オイカワドライで釣れた、顔の表情に丸みのある雌のオイカワ。 |
少々横道に逸れますが、フライフィッシングで最も重要なのはフライロッドに間違いありませんが、フライライン(ラインウェイト)の規格が決まっているのに対してフライロッドのアクションや強度には客観的な規格はありません。
そのため同じ3番ウェイト用のフライロッドでも柔らかいものや硬いものが存在しています。
一般的に海外メーカー(特にアメリカ)のロッドは低番手でも硬いファストアクションのロッドが多いです。
これは対象魚の違いから来るもので、細い流れの中でフィッシングプレッシャーを避ける目的からラインウェイトを低くする必要があるとしても、その流れで釣れる魚が50cm以上のニジマスやブラウントラウトなどと言う例が珍しくありません。
これでは仮に同じ3番ウェイトであるとしても日本で主に20cm程度のヤマメを釣るのとはロッドの強度(硬さ)に違いがあるのは言わずもがなですね。
そのため、米国メーカーの1番ウェイト用ロッドを購入したものの、実際は3番ラインが丁度良い・・・なんてことも多々あります。
(もちろんアメリカでも主に東海岸の渓流で小さなブルックトラウトを狙うための柔らかいロッドも存在しています。)
そんな理由もあってか、近年になって幾つかの国内メーカーからオイカワ専用ロッドも発売されるようになりました。
オイカワ用のロッドで特に重要なのはティップの柔らかさと言えると思います。
ティップが硬いロッドだと、特にニンフをダウンクロスで流した際、ストライクがあっても弾いてしまって上手くフッキングに至りません。
専用ロッド以外でオイカワに向いたロッドを選ぶとすれば、最も柔らかいロッドを判断の基準として良かろうかと思います。
まぁ、冒頭の繰り返しになりますが、僕自身は一般的な渓流トラウト用の3番ウェイト用ロッドを使っています。
***
夏の婚姻色はありませんが、力強く清流に踊る雄のオイカワ。 |
最後に合せのコツについて。
ニンフをダウンクロスで流して釣る場合は、大抵向こう合わせでフッキングしてしまいますが、ドライフライをナチュラルドリフトする場合、やはりストライク(当り)に応じてしっかり合わせを行う必要があります。
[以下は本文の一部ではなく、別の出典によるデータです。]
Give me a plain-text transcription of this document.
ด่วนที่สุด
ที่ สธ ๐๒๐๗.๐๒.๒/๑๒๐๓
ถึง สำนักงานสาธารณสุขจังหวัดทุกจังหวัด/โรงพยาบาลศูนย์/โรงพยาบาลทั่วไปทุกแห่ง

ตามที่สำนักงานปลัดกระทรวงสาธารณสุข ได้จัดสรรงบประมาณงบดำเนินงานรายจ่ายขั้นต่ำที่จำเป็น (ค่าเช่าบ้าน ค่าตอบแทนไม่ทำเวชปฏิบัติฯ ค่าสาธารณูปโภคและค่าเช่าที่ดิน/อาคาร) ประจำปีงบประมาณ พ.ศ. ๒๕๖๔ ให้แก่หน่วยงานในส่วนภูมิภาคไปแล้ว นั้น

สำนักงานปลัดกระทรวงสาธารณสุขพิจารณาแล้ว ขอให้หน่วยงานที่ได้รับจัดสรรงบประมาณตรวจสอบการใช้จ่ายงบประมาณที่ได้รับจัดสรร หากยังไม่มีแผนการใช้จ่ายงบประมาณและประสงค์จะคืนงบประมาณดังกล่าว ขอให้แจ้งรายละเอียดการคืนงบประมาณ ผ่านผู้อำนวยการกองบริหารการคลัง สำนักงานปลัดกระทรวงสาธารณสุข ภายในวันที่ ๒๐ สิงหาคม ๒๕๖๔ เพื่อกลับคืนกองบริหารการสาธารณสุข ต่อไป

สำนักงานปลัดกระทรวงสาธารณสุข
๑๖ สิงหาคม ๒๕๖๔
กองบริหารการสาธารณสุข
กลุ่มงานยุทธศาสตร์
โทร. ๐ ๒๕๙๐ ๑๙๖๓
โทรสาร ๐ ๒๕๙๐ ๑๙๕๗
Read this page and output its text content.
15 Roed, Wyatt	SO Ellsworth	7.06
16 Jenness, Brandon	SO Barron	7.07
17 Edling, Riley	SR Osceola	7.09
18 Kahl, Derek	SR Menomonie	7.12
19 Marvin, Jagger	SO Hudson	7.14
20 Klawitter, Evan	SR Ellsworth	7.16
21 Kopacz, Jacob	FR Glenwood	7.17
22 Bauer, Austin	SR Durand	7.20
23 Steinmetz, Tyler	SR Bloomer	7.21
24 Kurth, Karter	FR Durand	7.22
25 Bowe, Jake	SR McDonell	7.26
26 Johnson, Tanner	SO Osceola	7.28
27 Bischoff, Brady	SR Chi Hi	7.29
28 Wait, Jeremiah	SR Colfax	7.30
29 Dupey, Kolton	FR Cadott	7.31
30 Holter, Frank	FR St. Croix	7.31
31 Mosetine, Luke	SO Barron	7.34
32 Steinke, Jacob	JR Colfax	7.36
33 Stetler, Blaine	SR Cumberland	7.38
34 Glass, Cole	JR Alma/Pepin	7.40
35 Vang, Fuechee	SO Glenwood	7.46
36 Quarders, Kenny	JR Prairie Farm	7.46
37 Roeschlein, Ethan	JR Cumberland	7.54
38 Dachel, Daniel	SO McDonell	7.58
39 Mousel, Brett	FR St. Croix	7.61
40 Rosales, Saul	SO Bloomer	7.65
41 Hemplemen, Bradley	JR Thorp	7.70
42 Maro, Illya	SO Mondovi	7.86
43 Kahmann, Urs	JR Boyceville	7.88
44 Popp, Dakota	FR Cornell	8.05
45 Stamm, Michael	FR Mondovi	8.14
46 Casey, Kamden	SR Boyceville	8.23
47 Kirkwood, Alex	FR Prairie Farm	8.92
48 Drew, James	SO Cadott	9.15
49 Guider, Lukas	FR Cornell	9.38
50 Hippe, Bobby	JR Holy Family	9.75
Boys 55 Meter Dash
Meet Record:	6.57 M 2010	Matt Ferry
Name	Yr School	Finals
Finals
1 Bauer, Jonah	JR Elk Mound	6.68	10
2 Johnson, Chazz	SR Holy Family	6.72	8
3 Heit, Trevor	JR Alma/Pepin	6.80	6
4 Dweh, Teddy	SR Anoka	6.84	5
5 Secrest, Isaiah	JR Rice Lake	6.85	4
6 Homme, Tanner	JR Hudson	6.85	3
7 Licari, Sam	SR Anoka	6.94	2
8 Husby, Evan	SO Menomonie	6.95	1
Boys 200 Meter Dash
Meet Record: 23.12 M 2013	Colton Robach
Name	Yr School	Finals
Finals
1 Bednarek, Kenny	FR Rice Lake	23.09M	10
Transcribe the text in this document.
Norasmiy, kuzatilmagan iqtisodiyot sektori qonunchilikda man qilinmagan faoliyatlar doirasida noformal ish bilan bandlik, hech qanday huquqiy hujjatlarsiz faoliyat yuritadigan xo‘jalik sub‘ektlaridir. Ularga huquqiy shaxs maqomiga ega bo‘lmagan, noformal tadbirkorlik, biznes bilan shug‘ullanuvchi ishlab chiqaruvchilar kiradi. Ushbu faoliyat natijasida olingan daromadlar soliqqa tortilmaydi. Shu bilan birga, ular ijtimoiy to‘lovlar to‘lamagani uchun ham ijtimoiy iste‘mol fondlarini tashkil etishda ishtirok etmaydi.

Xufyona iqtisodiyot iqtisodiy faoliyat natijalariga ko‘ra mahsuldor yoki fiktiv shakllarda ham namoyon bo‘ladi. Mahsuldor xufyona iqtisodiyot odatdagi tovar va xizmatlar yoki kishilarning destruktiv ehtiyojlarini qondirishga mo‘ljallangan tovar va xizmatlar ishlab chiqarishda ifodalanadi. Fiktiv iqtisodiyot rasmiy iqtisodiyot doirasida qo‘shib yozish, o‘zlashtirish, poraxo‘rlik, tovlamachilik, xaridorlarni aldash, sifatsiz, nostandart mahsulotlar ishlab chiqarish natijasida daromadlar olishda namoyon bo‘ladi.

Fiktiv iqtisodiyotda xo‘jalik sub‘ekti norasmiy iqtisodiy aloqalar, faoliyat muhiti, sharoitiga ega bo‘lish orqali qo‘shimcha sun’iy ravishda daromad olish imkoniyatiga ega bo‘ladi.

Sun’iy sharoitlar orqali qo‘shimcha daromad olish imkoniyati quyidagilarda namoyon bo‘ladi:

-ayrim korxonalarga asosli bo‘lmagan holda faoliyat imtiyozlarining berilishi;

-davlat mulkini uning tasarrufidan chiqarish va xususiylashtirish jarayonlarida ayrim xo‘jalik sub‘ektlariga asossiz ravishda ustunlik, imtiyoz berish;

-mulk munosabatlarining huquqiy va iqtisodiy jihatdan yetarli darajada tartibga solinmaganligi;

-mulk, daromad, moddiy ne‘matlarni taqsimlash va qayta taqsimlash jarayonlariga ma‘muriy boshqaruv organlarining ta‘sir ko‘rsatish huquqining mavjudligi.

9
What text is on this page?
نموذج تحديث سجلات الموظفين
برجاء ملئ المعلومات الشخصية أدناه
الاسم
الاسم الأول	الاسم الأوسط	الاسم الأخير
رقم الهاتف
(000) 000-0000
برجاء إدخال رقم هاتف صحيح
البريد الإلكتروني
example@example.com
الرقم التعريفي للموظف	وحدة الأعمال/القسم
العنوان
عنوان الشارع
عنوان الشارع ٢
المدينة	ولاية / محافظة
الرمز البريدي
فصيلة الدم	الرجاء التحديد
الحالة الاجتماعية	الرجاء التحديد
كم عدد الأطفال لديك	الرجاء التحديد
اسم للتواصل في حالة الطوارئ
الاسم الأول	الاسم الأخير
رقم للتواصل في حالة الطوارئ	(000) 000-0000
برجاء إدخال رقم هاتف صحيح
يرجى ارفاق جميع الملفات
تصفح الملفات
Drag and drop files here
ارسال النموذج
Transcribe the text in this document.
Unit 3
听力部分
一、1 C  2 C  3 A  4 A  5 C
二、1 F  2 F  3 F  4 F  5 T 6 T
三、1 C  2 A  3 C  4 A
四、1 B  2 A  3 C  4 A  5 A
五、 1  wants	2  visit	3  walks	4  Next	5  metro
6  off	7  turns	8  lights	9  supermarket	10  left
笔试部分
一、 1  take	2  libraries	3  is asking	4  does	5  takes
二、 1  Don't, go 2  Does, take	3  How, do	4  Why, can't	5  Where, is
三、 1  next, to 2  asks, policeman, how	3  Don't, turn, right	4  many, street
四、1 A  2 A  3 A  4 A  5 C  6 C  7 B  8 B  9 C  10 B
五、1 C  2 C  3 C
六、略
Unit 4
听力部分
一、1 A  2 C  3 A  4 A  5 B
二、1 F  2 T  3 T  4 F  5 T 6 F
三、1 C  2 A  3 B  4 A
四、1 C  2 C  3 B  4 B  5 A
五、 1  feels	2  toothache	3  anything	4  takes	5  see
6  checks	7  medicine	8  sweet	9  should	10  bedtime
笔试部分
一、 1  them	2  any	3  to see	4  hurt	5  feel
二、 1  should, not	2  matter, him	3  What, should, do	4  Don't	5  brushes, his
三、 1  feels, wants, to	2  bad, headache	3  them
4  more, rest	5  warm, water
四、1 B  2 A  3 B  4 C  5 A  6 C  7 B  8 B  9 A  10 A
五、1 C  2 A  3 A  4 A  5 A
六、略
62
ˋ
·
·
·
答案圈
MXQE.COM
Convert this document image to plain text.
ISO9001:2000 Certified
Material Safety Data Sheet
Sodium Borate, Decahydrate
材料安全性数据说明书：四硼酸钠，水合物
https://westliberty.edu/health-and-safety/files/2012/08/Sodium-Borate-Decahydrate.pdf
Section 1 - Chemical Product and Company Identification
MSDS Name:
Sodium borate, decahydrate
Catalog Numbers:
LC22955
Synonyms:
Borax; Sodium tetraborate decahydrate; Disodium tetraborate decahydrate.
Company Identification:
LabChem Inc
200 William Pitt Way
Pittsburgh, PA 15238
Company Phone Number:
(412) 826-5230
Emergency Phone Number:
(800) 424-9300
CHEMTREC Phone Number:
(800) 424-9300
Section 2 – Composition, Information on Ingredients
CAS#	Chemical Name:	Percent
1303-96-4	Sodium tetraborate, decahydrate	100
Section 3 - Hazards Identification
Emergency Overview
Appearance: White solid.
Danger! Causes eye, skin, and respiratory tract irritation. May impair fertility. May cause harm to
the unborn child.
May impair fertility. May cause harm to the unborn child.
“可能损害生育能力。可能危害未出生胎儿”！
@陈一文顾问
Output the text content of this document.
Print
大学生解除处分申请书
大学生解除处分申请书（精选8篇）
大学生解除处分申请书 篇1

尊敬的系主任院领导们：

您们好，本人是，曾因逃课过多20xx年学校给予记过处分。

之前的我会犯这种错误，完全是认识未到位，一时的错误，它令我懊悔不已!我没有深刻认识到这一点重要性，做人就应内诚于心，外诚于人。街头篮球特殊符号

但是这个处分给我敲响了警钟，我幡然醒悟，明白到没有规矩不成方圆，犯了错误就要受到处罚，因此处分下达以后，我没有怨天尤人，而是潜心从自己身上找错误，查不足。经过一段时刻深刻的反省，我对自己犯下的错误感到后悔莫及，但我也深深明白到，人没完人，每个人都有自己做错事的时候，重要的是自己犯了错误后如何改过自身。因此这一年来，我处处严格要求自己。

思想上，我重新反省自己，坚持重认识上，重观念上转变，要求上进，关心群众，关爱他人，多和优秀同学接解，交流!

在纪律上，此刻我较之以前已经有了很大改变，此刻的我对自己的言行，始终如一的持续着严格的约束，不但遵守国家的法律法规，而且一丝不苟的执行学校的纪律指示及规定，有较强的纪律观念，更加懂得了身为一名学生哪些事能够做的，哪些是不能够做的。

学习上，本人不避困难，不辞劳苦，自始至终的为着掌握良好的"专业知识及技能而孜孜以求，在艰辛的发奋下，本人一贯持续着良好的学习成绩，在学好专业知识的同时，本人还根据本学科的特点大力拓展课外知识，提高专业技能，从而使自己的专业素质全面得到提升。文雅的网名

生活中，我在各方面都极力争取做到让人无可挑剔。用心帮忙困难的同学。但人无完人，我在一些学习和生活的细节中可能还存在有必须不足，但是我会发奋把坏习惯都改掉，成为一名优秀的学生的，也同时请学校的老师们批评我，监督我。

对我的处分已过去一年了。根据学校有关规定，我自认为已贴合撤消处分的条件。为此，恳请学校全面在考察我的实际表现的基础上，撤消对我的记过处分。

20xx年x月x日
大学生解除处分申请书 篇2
この時、トラウトを釣る時と同じ要領であわせてしまうと、フッキングした瞬間オイカワが水面から飛び出して自分の後ろまで飛んでいってしまうことになります(笑)。
これは全長10cm程の小魚が相手な訳ですからさもありなん(笑)。
そうならないためには「素早く・強く・ちょっとだけ合わせる」ことが必要です。
具体的にはストライクの瞬間、手首を返すようにロッドティップをツンと上へ上げてフライラインを空中へフリップ(持ち上げる)させる感じで合わせます。
仮に「フリップ合わせ」と呼ぶことにしますが、この小さく鋭い合わせをマスターすれば、オイカワ専用ロッドでなくても魚が飛んでくるようなことはなくなります!
実はこのフリップ合わせをオイカワでマスターしておくとトラウトフィッシングでも非常に役に立つようになります。
トラウトの「マッチ・ザ・ハッチ Match the hatch」を突き詰めていくと、どうしても極小フライ(ミッジフライ)を用いたミッジングに行き着くのですが、これは使用するタックルとしてはフライを含めオイカワフィッシングそのものと言えます。
もちろんライズの対象はトラウトですが、オイカワとの最大の違いは魚の大きさですね。
つまり標準的に7X(0.4号又は2lb)、場合によっては8X(0.3号又は1.5lb)以下のティペットではるかに大きな魚を釣ることになります。
この時大合わせをしてはティペットが合わせ切れをするリスクが増大してしまいます。
つまりトラウトのミッジングにおいてもオイカワのフリップ合わせが非常に有効な技術となるのです。
是非マスターしておいてください。
僕はこれまで多摩川でコイ釣りをしていて、急にオイカワのライズにムラムラしてきて(笑)オイカワフィッシングを始める、なんてことをしたこともあります。
そのときはコイを狙っている5番ロッドでそのままオイカワを釣ってしまったのですが、フリップあわせさえできていれば5番タックルでもオイカワを投げ飛ばすことなく釣り上げることができました(笑)。
多摩川では10cm未満のサイズが多いのですが、 僕が「オイカワの川」と呼ぶ地方の里川では平均が 12~3cmとなり、より楽しむことができます。 |
なんだか話が取り留めなくなってきましたが、オイカワのフライフィッシングはとても楽しいカジュアルなフライフィッシングです。
専用ロッドで本格的にやるも良し、トラウトタックルで楽しむも良し、その気になれば5番タックルだって可能です。
まずは自分の手元にあるフライロッドを持って近所の川に出かけてみてはいかがでしょうか?